O mencionado depoimento, retirado de um recorte histórico em que se exigia dos homens um conhecimento abrangente e eficaz, pois, em tal período, a sociedade européia estava vivendo uma era de grandes mudanças e incertezas que atende pelo nome de Renascimento, foi aqui utilizado a título de ilustração - ainda que se deva ressalvar as grandes diferenças de contexto - do modelo de “educação bancária”, a qual se constitui na simples transferência de conteúdos e na não participação do educando na produção do conhecimento, resultando num, dentre outros, dos elementos pela falta de estímulo em estudar o que é apresentado em sala de aula. Ainda reportando-se ao supracitado exemplo do jovem francês, vê-se em suas palavras um claro flagrante de uma das características mais acentuadas pelo conceito de “educação bancária”: a falsa dicotomia homens/mundo, revelada na medida em que põe os homens como meros “espectadores e não recriadores do mundo”, nas palavras do próprio Freire. Daí o forte desejo manifestado pelo aluno francês de adquirir o “conhecimento das letras”, pois lhe inculcaram que tal conhecimento era altamente seguro a fim de que o mesmo pudesse se adaptar à realidade de seu contexto.

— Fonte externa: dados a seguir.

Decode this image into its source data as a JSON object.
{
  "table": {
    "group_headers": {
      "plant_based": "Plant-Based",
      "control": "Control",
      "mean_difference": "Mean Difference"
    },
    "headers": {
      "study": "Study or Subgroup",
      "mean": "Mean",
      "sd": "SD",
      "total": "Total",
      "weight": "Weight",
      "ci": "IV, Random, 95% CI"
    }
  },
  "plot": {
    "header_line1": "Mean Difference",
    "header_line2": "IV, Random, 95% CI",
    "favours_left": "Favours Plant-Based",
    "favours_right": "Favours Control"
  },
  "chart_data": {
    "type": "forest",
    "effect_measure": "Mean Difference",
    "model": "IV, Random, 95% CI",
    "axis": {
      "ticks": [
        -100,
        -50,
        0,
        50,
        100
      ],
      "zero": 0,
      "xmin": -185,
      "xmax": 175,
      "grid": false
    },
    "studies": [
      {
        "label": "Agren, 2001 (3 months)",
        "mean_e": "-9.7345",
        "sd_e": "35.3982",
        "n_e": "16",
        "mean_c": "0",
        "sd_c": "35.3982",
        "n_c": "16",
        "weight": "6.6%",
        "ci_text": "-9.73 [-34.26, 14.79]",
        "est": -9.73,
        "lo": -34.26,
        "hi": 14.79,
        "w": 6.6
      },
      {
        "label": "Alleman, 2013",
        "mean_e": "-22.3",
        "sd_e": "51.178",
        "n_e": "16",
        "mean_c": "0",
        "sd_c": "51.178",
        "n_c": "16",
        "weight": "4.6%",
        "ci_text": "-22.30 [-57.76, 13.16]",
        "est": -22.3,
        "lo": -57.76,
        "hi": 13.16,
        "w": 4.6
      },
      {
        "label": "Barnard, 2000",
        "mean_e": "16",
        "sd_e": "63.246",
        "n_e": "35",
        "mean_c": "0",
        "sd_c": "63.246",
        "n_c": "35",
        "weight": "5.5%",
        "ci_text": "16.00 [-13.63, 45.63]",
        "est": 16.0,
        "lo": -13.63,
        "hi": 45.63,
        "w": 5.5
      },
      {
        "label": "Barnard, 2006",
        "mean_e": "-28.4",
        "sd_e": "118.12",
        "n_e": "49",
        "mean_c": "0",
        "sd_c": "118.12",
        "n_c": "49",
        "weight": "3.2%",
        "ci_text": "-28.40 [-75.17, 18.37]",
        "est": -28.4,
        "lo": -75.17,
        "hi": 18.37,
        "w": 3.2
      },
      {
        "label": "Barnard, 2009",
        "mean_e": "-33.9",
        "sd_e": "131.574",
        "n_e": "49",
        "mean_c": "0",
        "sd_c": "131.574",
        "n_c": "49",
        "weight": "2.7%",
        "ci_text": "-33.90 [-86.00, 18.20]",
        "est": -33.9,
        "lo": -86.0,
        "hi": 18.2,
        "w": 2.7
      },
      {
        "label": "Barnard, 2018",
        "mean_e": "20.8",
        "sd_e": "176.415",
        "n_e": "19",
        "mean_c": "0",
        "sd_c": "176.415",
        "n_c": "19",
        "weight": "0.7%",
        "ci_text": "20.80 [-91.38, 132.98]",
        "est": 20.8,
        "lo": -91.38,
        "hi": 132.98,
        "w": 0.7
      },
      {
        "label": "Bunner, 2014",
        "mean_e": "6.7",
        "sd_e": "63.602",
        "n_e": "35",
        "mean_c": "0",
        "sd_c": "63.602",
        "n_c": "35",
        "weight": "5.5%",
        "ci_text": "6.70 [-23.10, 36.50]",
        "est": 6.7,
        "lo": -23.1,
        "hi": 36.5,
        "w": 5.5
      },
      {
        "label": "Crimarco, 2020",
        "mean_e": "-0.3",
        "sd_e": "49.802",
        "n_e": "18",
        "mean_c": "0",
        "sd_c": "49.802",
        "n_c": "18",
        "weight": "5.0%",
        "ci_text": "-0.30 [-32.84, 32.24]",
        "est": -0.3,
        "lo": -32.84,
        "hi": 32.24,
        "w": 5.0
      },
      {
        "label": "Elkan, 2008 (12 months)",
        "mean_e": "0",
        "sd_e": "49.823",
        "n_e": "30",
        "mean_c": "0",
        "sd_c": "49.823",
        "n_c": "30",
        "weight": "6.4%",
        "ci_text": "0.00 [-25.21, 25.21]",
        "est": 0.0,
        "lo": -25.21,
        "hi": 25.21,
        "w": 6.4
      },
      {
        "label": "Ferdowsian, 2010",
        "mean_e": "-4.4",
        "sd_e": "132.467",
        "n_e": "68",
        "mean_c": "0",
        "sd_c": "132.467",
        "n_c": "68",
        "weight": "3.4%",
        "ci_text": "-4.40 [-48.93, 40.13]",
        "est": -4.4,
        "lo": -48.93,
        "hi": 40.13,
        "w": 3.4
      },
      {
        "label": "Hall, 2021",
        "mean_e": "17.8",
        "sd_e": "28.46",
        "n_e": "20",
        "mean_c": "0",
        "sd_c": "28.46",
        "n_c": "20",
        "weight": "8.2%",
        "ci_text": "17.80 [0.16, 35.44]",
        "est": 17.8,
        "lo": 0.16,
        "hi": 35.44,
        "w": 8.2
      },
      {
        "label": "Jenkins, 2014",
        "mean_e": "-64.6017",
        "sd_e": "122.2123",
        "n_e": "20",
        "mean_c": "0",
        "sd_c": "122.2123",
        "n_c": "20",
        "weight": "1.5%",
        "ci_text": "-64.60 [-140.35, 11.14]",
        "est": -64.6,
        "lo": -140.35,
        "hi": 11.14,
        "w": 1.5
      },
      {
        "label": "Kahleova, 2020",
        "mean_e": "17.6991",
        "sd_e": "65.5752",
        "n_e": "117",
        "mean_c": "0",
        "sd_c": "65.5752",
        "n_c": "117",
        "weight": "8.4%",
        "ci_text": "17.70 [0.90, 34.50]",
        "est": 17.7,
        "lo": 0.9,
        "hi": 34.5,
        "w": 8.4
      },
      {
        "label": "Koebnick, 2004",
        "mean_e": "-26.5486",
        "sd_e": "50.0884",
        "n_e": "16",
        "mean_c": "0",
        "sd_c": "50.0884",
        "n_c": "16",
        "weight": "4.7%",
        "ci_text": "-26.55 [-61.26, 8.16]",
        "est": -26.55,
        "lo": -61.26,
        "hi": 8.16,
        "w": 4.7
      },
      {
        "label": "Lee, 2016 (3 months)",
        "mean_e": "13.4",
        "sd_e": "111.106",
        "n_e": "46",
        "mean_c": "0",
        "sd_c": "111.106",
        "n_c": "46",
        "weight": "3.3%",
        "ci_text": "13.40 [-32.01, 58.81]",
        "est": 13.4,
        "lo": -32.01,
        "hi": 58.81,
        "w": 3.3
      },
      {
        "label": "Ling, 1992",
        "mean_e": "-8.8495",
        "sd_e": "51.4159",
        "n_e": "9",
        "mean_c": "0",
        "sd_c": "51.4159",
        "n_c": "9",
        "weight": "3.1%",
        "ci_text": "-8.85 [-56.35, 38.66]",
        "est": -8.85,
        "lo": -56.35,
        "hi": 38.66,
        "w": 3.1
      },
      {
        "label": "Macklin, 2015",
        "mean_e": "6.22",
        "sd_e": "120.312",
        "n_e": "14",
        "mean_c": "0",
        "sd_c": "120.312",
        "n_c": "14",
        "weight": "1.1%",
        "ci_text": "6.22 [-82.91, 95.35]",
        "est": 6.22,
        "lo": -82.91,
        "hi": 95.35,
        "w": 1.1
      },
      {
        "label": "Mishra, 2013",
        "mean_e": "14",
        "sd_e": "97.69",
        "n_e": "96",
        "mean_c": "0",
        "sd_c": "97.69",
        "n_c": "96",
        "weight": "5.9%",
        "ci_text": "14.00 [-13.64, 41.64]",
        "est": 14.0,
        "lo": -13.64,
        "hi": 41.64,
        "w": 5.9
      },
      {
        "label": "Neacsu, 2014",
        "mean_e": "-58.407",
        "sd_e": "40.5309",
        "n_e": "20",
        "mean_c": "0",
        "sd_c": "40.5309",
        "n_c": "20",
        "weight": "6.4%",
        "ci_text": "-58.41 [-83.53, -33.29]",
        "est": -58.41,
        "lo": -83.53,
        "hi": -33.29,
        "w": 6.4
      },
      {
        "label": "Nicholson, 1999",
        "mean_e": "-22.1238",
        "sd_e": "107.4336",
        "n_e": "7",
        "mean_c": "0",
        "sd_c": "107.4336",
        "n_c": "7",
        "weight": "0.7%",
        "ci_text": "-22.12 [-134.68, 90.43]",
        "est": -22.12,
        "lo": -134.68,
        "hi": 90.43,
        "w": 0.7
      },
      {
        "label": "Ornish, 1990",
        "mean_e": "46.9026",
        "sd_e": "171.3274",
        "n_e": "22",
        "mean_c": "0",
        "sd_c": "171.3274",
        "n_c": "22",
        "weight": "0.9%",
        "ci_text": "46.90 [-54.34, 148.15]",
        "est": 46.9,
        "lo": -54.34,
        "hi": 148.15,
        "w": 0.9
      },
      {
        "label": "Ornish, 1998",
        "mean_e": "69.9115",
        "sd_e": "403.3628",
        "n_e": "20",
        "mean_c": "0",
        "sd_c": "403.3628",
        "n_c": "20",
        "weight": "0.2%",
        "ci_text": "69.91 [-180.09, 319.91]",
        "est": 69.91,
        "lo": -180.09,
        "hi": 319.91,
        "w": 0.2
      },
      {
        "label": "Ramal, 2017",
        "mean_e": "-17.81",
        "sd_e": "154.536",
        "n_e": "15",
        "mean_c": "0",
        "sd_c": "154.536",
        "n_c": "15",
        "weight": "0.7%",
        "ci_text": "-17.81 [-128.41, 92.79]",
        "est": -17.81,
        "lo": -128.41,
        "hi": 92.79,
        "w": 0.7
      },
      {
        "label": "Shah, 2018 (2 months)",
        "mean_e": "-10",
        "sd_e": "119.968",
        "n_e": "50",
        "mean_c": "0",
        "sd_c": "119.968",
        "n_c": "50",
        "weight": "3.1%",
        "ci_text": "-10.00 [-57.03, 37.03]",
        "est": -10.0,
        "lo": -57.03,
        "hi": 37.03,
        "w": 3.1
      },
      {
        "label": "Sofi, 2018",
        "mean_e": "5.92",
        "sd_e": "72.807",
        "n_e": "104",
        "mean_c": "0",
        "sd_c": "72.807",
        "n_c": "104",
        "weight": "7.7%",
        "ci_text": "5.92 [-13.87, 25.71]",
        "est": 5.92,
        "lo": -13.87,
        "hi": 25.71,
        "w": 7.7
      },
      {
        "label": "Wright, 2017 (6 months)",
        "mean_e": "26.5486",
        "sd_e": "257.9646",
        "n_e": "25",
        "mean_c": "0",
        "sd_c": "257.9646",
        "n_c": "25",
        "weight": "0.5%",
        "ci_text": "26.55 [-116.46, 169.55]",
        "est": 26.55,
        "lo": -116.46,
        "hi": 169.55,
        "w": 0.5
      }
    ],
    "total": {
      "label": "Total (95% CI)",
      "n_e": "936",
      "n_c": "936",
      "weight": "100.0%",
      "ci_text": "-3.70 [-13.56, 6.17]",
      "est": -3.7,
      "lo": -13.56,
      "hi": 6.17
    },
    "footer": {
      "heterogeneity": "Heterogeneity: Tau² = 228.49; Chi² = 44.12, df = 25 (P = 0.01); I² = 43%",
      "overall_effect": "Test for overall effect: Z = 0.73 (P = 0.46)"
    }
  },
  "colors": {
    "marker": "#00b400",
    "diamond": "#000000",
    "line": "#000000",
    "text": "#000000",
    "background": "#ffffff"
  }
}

O espírito genuíno da “educação bancária” é o seu caráter altamente anti-dialógico, o qual reforça a contradição entre educador/educando. Assim, de maneira vertical, a concepção “bancária” de ensino “educa” para a passividade, para a acriticidade, e por isso é antagônica à educação que tem por escopo a autonomia. Deste ponto de vista e, tomando-se por exemplo a forma de ensino aplicada ao jovem francês, Paulo Freire condenará a narração e a dissertação “que implica num sujeito – o narrador – e em objetos pacientes, ouvintes – os educandos”, pois, a mesma apresenta a realidade em retalhos estáticos , sem levar em conta a experiência do educando. “Desta maneira, a educação se torna um ato de depositar, em que os educandos são os depositários e o educador o depositante”. Na visão “bancária”, e isto também pode ser constatado nas palavras do estudante de 1637, o educador é o sábio que possui o conhecimento enquanto o educando é sempre aquele que não sabe. Em suma, o educador é que educa, pensa, reflete, profere a palavra, disciplina, decide e prescreve a decisão, age, seleciona o conteúdo a ser aplicado, identifica a autoridade do saber com sua autoridade funcional, tornando-se, ao fim, o sujeito do processo. Na contramão desse movimento os educandos são educados, não sabem, são pensados, assistem docilmente, são disciplinados, seguem o que foi decidido, assumindo, assim, um papel passivo, adaptando-se às determinações do educador, tornando-se simples objetos. Dessa forma a “educação bancária” é educação que surge como prática da dominação, mantendo o educando ma ingenuidade, fazendo com que o mesmo se acomode ao mundo da opressão, permanecendo na heteronomia.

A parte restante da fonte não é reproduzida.